9. Jill Sobule - Fuck 7th Grade: Original Cast Recording
I wasn't too familiar with Jill Sobule's music besides her two hits when she died in May, but when I sat down to make a deep cuts playlist soon after, I really fell in love with a number of her songs and mourned her. Sobule hadn't released an album since 2018, but in 2022 she unveiled her musical Fuck 7th Grade, which was nominated for a Drama Desk Award, and the cast recording was released posthumously. Many of Sobule's songs are autobiographical, so it feels very natural for her to string together some songs from her album and some new compositions into a narrative arc, and it ends with the same beautiful song that I ended my playlist with, "A Good Life." 

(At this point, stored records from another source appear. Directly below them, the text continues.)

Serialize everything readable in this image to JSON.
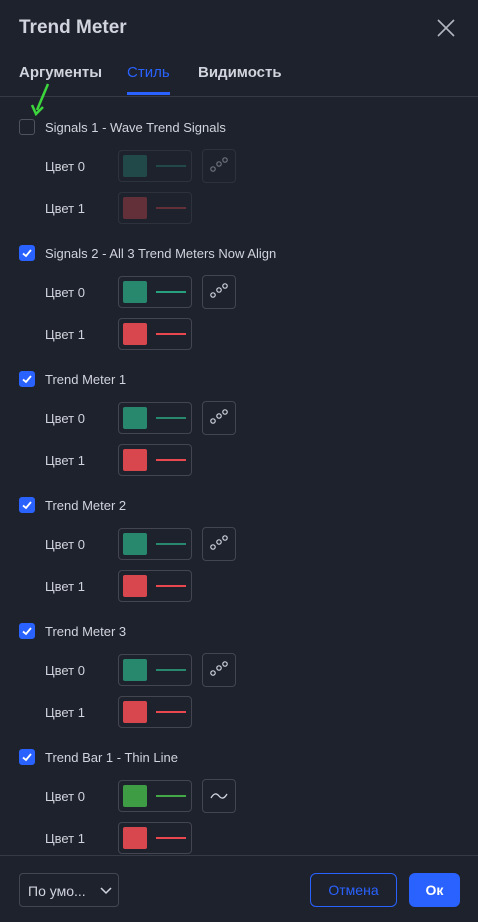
{
  "dialog": {
    "title": "Trend Meter"
  },
  "tabs": [
    {
      "label": "Аргументы",
      "active": false
    },
    {
      "label": "Стиль",
      "active": true
    },
    {
      "label": "Видимость",
      "active": false
    }
  ],
  "groups": [
    {
      "label": "Signals 1 - Wave Trend Signals",
      "checked": false,
      "colors": [
        {
          "label": "Цвет 0",
          "swatch": "#26796b",
          "line": "#26796b",
          "style_icon": "circles"
        },
        {
          "label": "Цвет 1",
          "swatch": "#b83f47",
          "line": "#b83f47"
        }
      ]
    },
    {
      "label": "Signals 2 - All 3 Trend Meters Now Align",
      "checked": true,
      "colors": [
        {
          "label": "Цвет 0",
          "swatch": "#27886e",
          "line": "#27a17d",
          "style_icon": "circles"
        },
        {
          "label": "Цвет 1",
          "swatch": "#d9474e",
          "line": "#e9484f"
        }
      ]
    },
    {
      "label": "Trend Meter 1",
      "checked": true,
      "colors": [
        {
          "label": "Цвет 0",
          "swatch": "#27886e",
          "line": "#27886e",
          "style_icon": "circles"
        },
        {
          "label": "Цвет 1",
          "swatch": "#d9474e",
          "line": "#e9484f"
        }
      ]
    },
    {
      "label": "Trend Meter 2",
      "checked": true,
      "colors": [
        {
          "label": "Цвет 0",
          "swatch": "#27886e",
          "line": "#27886e",
          "style_icon": "circles"
        },
        {
          "label": "Цвет 1",
          "swatch": "#d9474e",
          "line": "#e9484f"
        }
      ]
    },
    {
      "label": "Trend Meter 3",
      "checked": true,
      "colors": [
        {
          "label": "Цвет 0",
          "swatch": "#27886e",
          "line": "#27886e",
          "style_icon": "circles"
        },
        {
          "label": "Цвет 1",
          "swatch": "#d9474e",
          "line": "#e9484f"
        }
      ]
    },
    {
      "label": "Trend Bar 1 - Thin Line",
      "checked": true,
      "colors": [
        {
          "label": "Цвет 0",
          "swatch": "#3e9c44",
          "line": "#43a947",
          "style_icon": "wave"
        },
        {
          "label": "Цвет 1",
          "swatch": "#d9474e",
          "line": "#e9484f"
        }
      ]
    }
  ],
  "footer": {
    "defaults_label": "По умо...",
    "cancel_label": "Отмена",
    "ok_label": "Ок"
  },
  "colors": {
    "accent": "#2962ff",
    "background": "#1e222d",
    "border": "#434651",
    "annotation_arrow": "#3cd63c"
  }
}
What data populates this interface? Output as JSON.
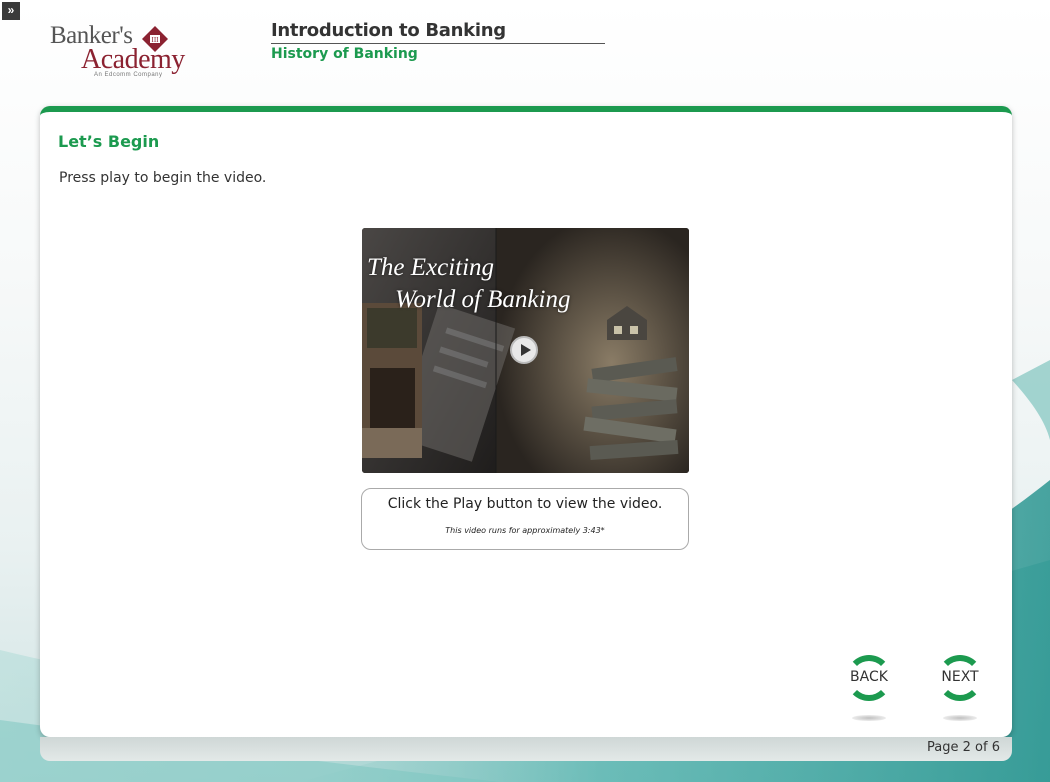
{
  "nav": {
    "expand_glyph": "»"
  },
  "logo": {
    "line1": "Banker's",
    "line2": "Academy",
    "tagline": "An Edcomm Company",
    "emblem_text": "III",
    "brand_color": "#8b2231"
  },
  "header": {
    "course_title": "Introduction to Banking",
    "module_title": "History of Banking"
  },
  "content": {
    "heading": "Let’s Begin",
    "instruction": "Press play to begin the video."
  },
  "video": {
    "title_line1": "The Exciting",
    "title_line2": "World of Banking",
    "caption": "Click the Play button to view the video.",
    "duration_note": "This video runs for approximately 3:43*"
  },
  "navigation": {
    "back_label": "BACK",
    "next_label": "NEXT"
  },
  "footer": {
    "page_indicator": "Page 2 of  6"
  },
  "colors": {
    "accent": "#1c9a4f",
    "text": "#333333"
  },
  "icons": {
    "expand": "double-chevron-right-icon",
    "play": "play-icon",
    "emblem": "diamond-emblem-icon"
  }
}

10. Juicy J & Logic - Live And In Color
When I interviewed Logic a year ago, I asked him about Juicy J turning his voice into a producer tag, and he revealed that they're actually pretty good friends and had been working on album together. Juicy J is such a legend in the Memphis crunk lane that he helped create that I don't think anybody really cares if he diversifies his sound, but it's actually pretty fun to hear him experiment with his sound on last year's jazzy, Robert Glasper-assisted Ravenite Social Club and now the album with Logic. Logic had Juicy J do his usual cadences on the kinds of beats he usually raps on, and then put the vocals on Logic's beats that had, in his words, "Dilla/Tribe vibes," which really sounds pretty dope, it was a clever way to fuse their styles together organically. 

The Worst Album of the Month: Keke Palmer - Just Keke
Keke Palmer has been singing as long as she's been acting. And as her film career has thrived in the last few years, it feels like she keeps trying to pull a J.Lo and leverage that into success in music as well and it's really just not happening. 2023's Big Boss was a decent, slightly dated R&B album, she can definitely sing. But Just Keke is a real chore to listen to, partly because there are all these interludes where she tries to remind you she's personable and funny and that social media was briefly obsessed with her relationship with her kid's father, before she goes back to singing these bland, mediocre songs.